Throughout the buy and sell process companies use a slew of tools that help manage ad inventory, facilitate purchases or act as an intermediary between buyers and sellers.

These tools are collectively known as the ad tech stack, which the bureau alleges Google has “near-total control of” because it owns four of the largest online advertising technology services used in Canada: DoubleClick for Publishers, AdX, Display & Video 360 and Google Ads.

“No other single ad tech provider has Google’s scale or reach across the ad tech stack, with over 200 billion Canadian web ad transactions flowing through Google’s ad tech tools in 2022,” the bureau said.

It estimates Google has a market share of 90 percent in publisher ad servers, 70 percent in advertiser networks, 60 percent in demand-side platforms and 50 percent in ad exchanges.

However, Dan Taylor, Google’s vice-president of global ads, maintains it is a “highly competitive sector.”

He said in a statement that the bureau’s complaint “ignores the intense competition where ad buyers and sellers have plenty of choice.”

Taylor added Google looked forward to defending itself against the bureau.

The matter is headed for the Competition Tribunal, a quasi-judicial body that hears cases brought forward by the competition commissioner about non-compliance with the Competition Act.

The bureau is asking the tribunal to order Google to sell its publisher ad server, DoubleClick for Publishers, and its ad exchange, AdX.

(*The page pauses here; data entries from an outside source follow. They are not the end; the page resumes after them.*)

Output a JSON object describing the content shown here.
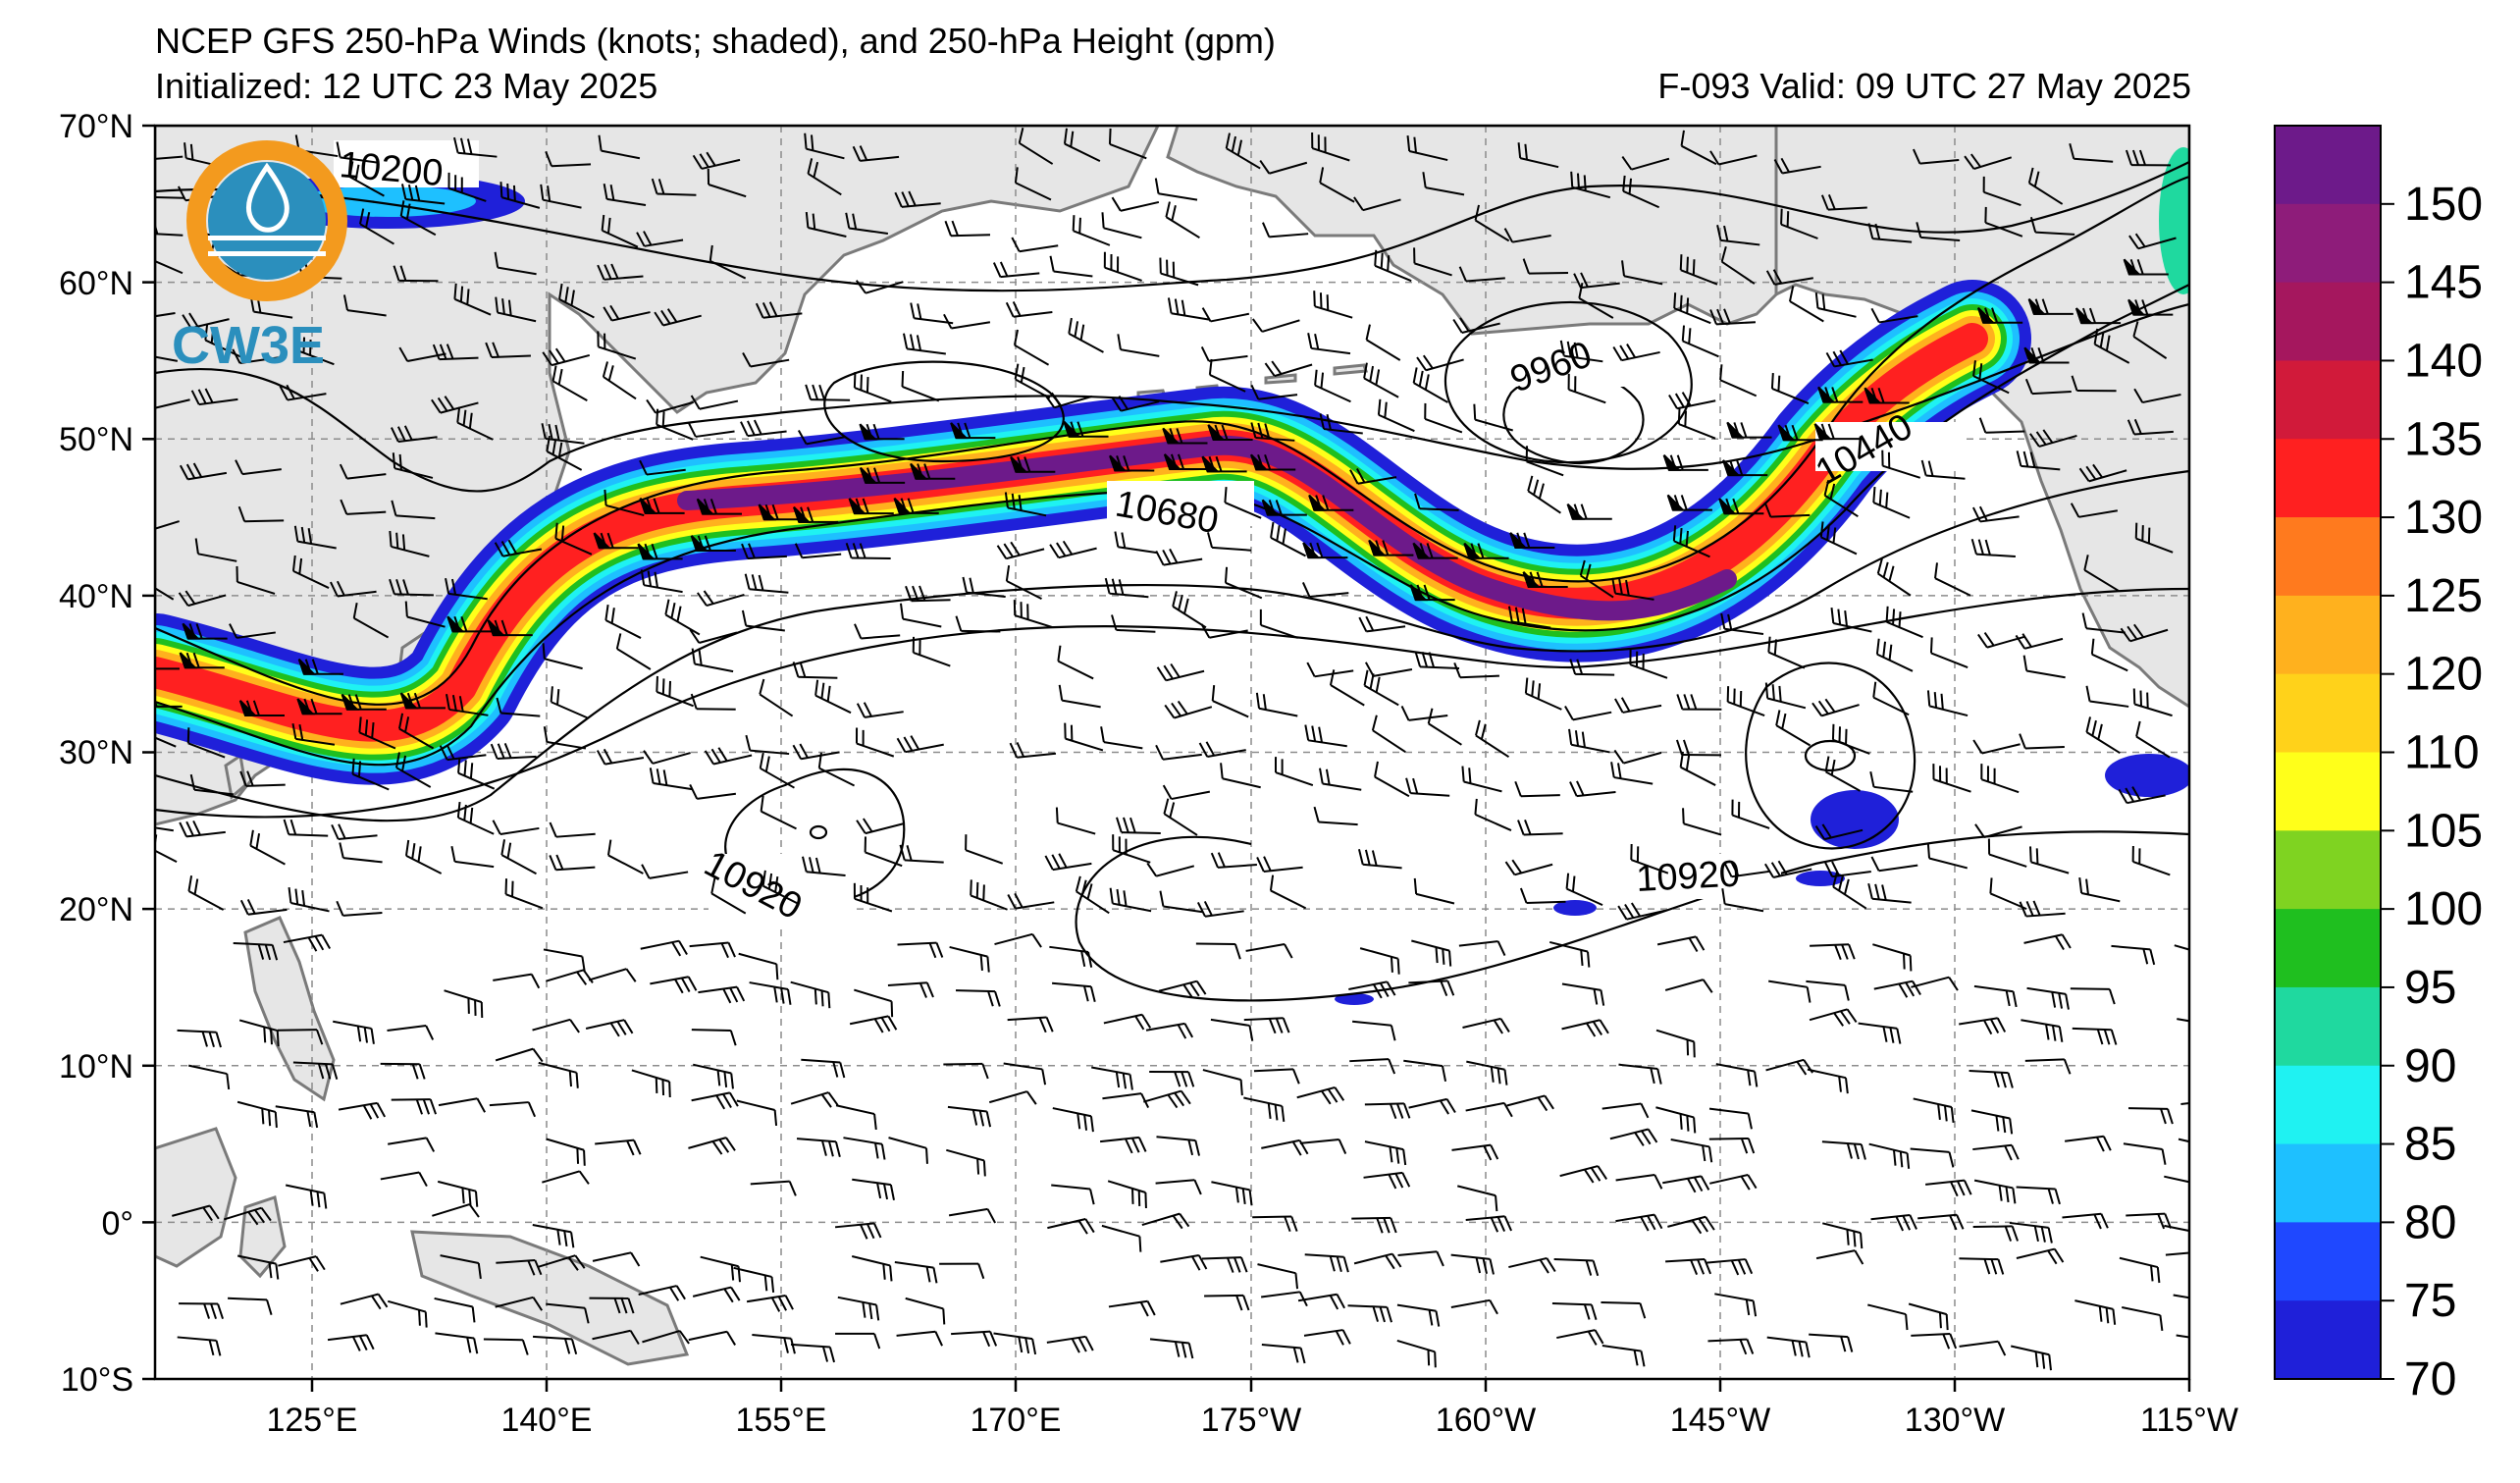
{
  "header": {
    "title": "NCEP GFS 250-hPa Winds (knots; shaded), and 250-hPa Height (gpm)",
    "initialized": "Initialized: 12 UTC 23 May 2025",
    "valid": "F-093  Valid: 09 UTC 27 May 2025"
  },
  "logo": {
    "text": "CW3E",
    "ring_color": "#f39a1e",
    "water_color": "#2b8fbd"
  },
  "map": {
    "lat_labels": [
      "70°N",
      "60°N",
      "50°N",
      "40°N",
      "30°N",
      "20°N",
      "10°N",
      "0°",
      "10°S"
    ],
    "lon_labels": [
      "125°E",
      "140°E",
      "155°E",
      "170°E",
      "175°W",
      "160°W",
      "145°W",
      "130°W",
      "115°W"
    ],
    "contour_labels": [
      "10200",
      "9960",
      "10680",
      "10440",
      "10920",
      "10920"
    ],
    "land_color": "#e6e6e6",
    "coast_color": "#7a7a7a"
  },
  "colorbar": {
    "ticks": [
      "150",
      "145",
      "140",
      "135",
      "130",
      "125",
      "120",
      "110",
      "105",
      "100",
      "95",
      "90",
      "85",
      "80",
      "75",
      "70"
    ],
    "colors": [
      "#6d1a8a",
      "#8e1c7a",
      "#a5175e",
      "#d11a3a",
      "#ff2020",
      "#ff7a1e",
      "#ffb11e",
      "#ffd21a",
      "#ffff1a",
      "#7fd321",
      "#1fbf1f",
      "#1fd99f",
      "#1ff2f2",
      "#1ec0ff",
      "#1f48ff",
      "#1f20d9"
    ]
  }
}
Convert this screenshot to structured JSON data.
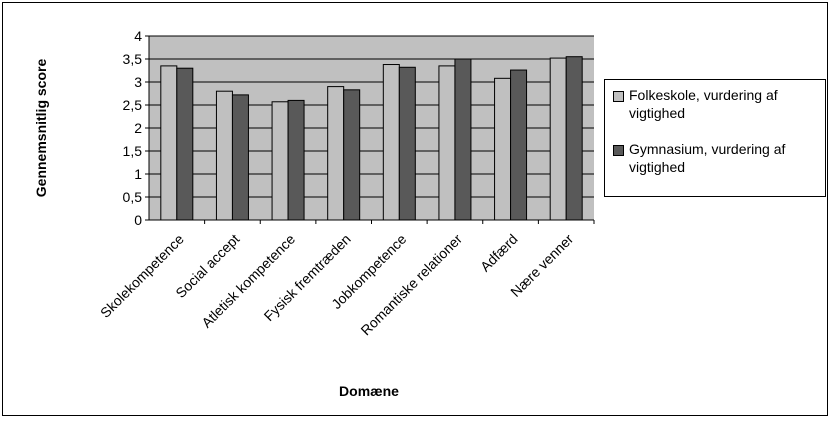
{
  "chart_data": {
    "type": "bar",
    "categories": [
      "Skolekompetence",
      "Social accept",
      "Atletisk kompetence",
      "Fysisk fremtræden",
      "Jobkompetence",
      "Romantiske relationer",
      "Adfærd",
      "Nære venner"
    ],
    "series": [
      {
        "name": "Folkeskole, vurdering af vigtighed",
        "values": [
          3.35,
          2.8,
          2.57,
          2.9,
          3.38,
          3.35,
          3.08,
          3.52
        ],
        "color": "#c0c0c0"
      },
      {
        "name": "Gymnasium, vurdering af vigtighed",
        "values": [
          3.3,
          2.72,
          2.6,
          2.83,
          3.32,
          3.5,
          3.26,
          3.55
        ],
        "color": "#595959"
      }
    ],
    "xlabel": "Domæne",
    "ylabel": "Gennemsnitlig score",
    "ylim": [
      0,
      4
    ],
    "yticks": [
      "0",
      "0,5",
      "1",
      "1,5",
      "2",
      "2,5",
      "3",
      "3,5",
      "4"
    ],
    "grid": true,
    "legend": "right",
    "plot_background": "#c0c0c0"
  }
}
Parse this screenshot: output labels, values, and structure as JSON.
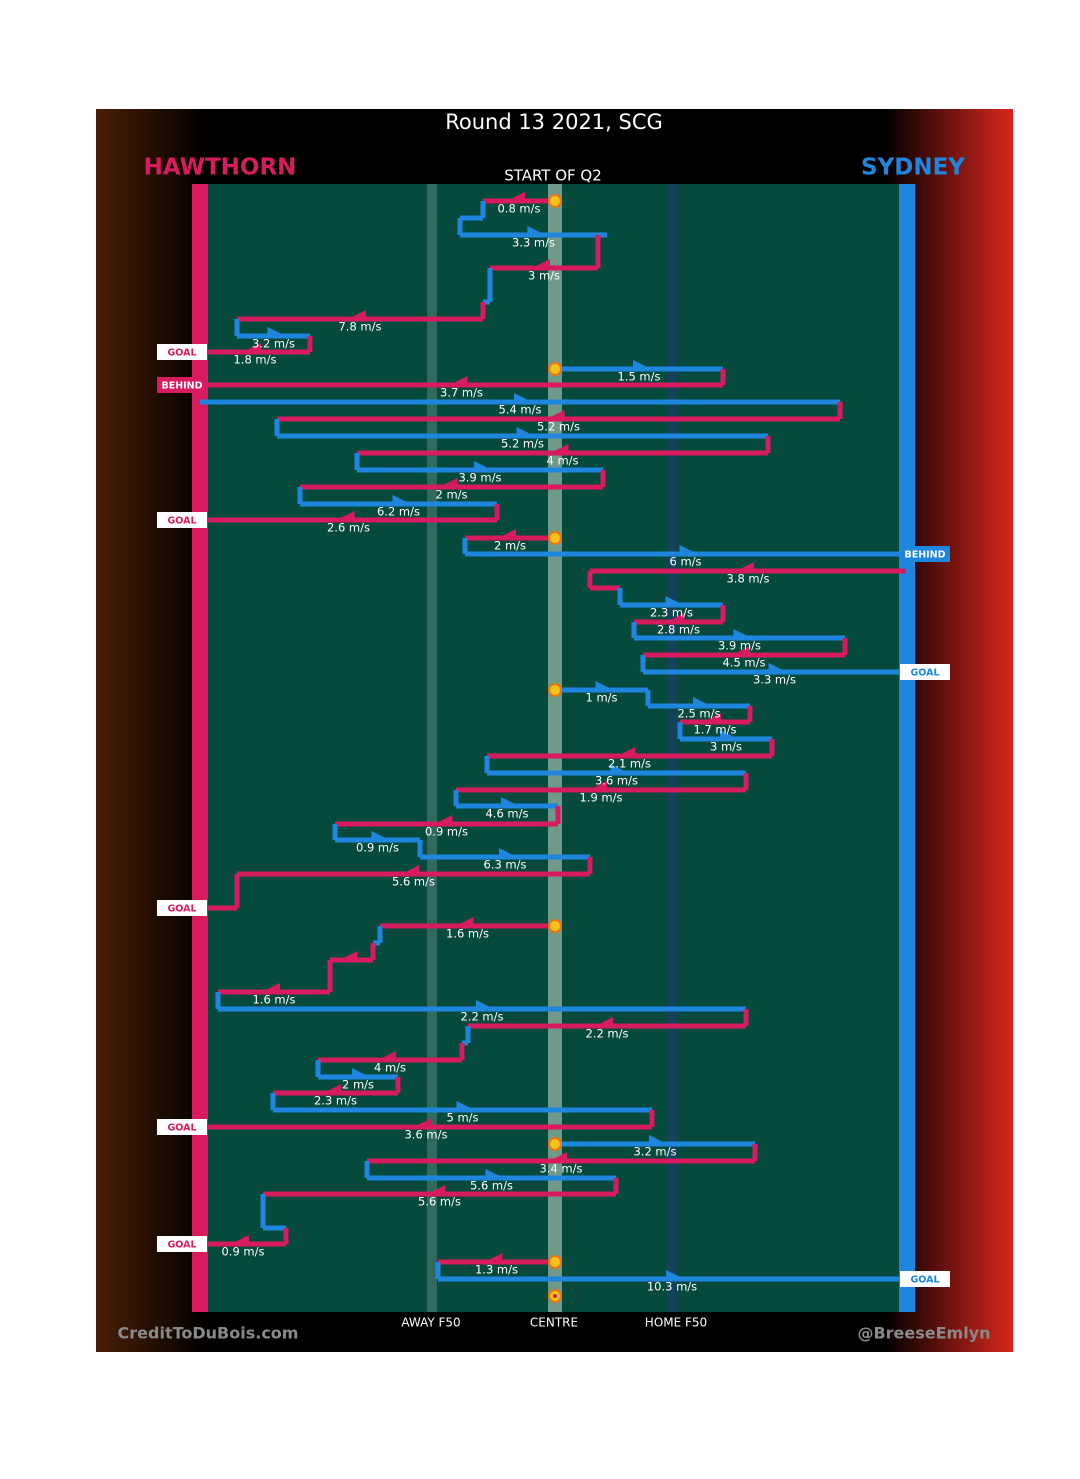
{
  "title": "Round 13 2021, SCG",
  "subtitle": "START OF Q2",
  "teams": {
    "left": "HAWTHORN",
    "right": "SYDNEY"
  },
  "ground_labels": [
    "AWAY F50",
    "CENTRE",
    "HOME F50"
  ],
  "credits": {
    "left": "CreditToDuBois.com",
    "right": "@BreeseEmlyn"
  },
  "chains": [
    {
      "speeds": [
        "0.8 m/s",
        "3.3 m/s",
        "3 m/s",
        "7.8 m/s",
        "3.2 m/s",
        "1.8 m/s"
      ],
      "result": "GOAL"
    },
    {
      "speeds": [
        "1.5 m/s",
        "3.7 m/s"
      ],
      "result": "BEHIND"
    },
    {
      "speeds": [
        "5.4 m/s",
        "5.2 m/s",
        "5.2 m/s",
        "4 m/s",
        "3.9 m/s",
        "2 m/s",
        "6.2 m/s",
        "2.6 m/s"
      ],
      "result": "GOAL"
    },
    {
      "speeds": [
        "2 m/s",
        "6 m/s"
      ],
      "result": "BEHIND"
    },
    {
      "speeds": [
        "3.8 m/s",
        "2.3 m/s",
        "2.8 m/s",
        "3.9 m/s",
        "4.5 m/s",
        "3.3 m/s"
      ],
      "result": "GOAL"
    },
    {
      "speeds": [
        "1 m/s",
        "2.5 m/s",
        "1.7 m/s",
        "3 m/s",
        "2.1 m/s",
        "3.6 m/s",
        "1.9 m/s",
        "4.6 m/s",
        "0.9 m/s",
        "0.9 m/s",
        "6.3 m/s",
        "5.6 m/s"
      ],
      "result": "GOAL"
    },
    {
      "speeds": [
        "1.6 m/s",
        "1.6 m/s",
        "2.2 m/s",
        "2.2 m/s",
        "4 m/s",
        "2 m/s",
        "2.3 m/s",
        "5 m/s",
        "3.6 m/s"
      ],
      "result": "GOAL"
    },
    {
      "speeds": [
        "3.2 m/s",
        "3.4 m/s",
        "5.6 m/s",
        "5.6 m/s",
        "0.9 m/s"
      ],
      "result": "GOAL"
    },
    {
      "speeds": [
        "1.3 m/s",
        "10.3 m/s"
      ],
      "result": "GOAL"
    }
  ]
}
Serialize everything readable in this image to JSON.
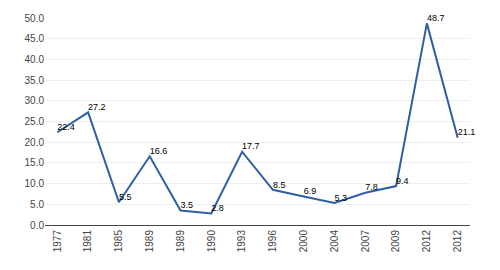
{
  "chart_data": {
    "type": "line",
    "categories": [
      "1977",
      "1981",
      "1985",
      "1989",
      "1989",
      "1990",
      "1993",
      "1996",
      "2000",
      "2004",
      "2007",
      "2009",
      "2012",
      "2012"
    ],
    "values": [
      22.4,
      27.2,
      5.5,
      16.6,
      3.5,
      2.8,
      17.7,
      8.5,
      6.9,
      5.3,
      7.8,
      9.4,
      48.7,
      21.1
    ],
    "color": "#2E5FA3",
    "ylim": [
      0.0,
      50.0
    ],
    "yticks": [
      {
        "value": 0,
        "label": "0.0"
      },
      {
        "value": 5,
        "label": "5.0"
      },
      {
        "value": 10,
        "label": "10.0"
      },
      {
        "value": 15,
        "label": "15.0"
      },
      {
        "value": 20,
        "label": "20.0"
      },
      {
        "value": 25,
        "label": "25.0"
      },
      {
        "value": 30,
        "label": "30.0"
      },
      {
        "value": 35,
        "label": "35.0"
      },
      {
        "value": 40,
        "label": "40.0"
      },
      {
        "value": 45,
        "label": "45.0"
      },
      {
        "value": 50,
        "label": "50.0"
      }
    ],
    "grid": true,
    "data_labels": true
  }
}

It has also demanded the company pay a monetary penalty equal to three times the value of the benefit it derived from anticompetitive practices or “if that amount cannot be reasonably determined,” three percent of Google’s worldwide gross revenues.

The bureau said making these moves will help address how “Google positioned itself at the centre of the ad tech ecosystem and used its control across the ad tech stack to unlawfully leverage its market power with one product to strengthen its position with its others.”

The watchdog said several moves have convinced it Google’s dominance is “by design.”

The first is that the bureau alleges Google made its advertiser ad network only available to its own ad exchange, and in turn, compelled publishers to use its publisher ad server to access real-time bids from its ad exchange.

The bureau says the second is that Google worked to “distort auction dynamics” by giving its own ad exchange preferential access to ad inventory, taking negative margins in certain circumstances to disadvantage rivals, and dictating the terms on which its own publisher-customers could transact with rival ad tech tools.

The bureau’s allegations were developed during a multi-year investigation that dates back to at least 2021, when it successfully sought a court order requiring it to provide documents related to its online advertising business. It achieved a second, similar order earlier this year.

Under the Competition Tribunal’s guidelines, respondents to applications like the one the bureau filed against Google typically have 45 days to file a response. The bureau then has 14 days to reply.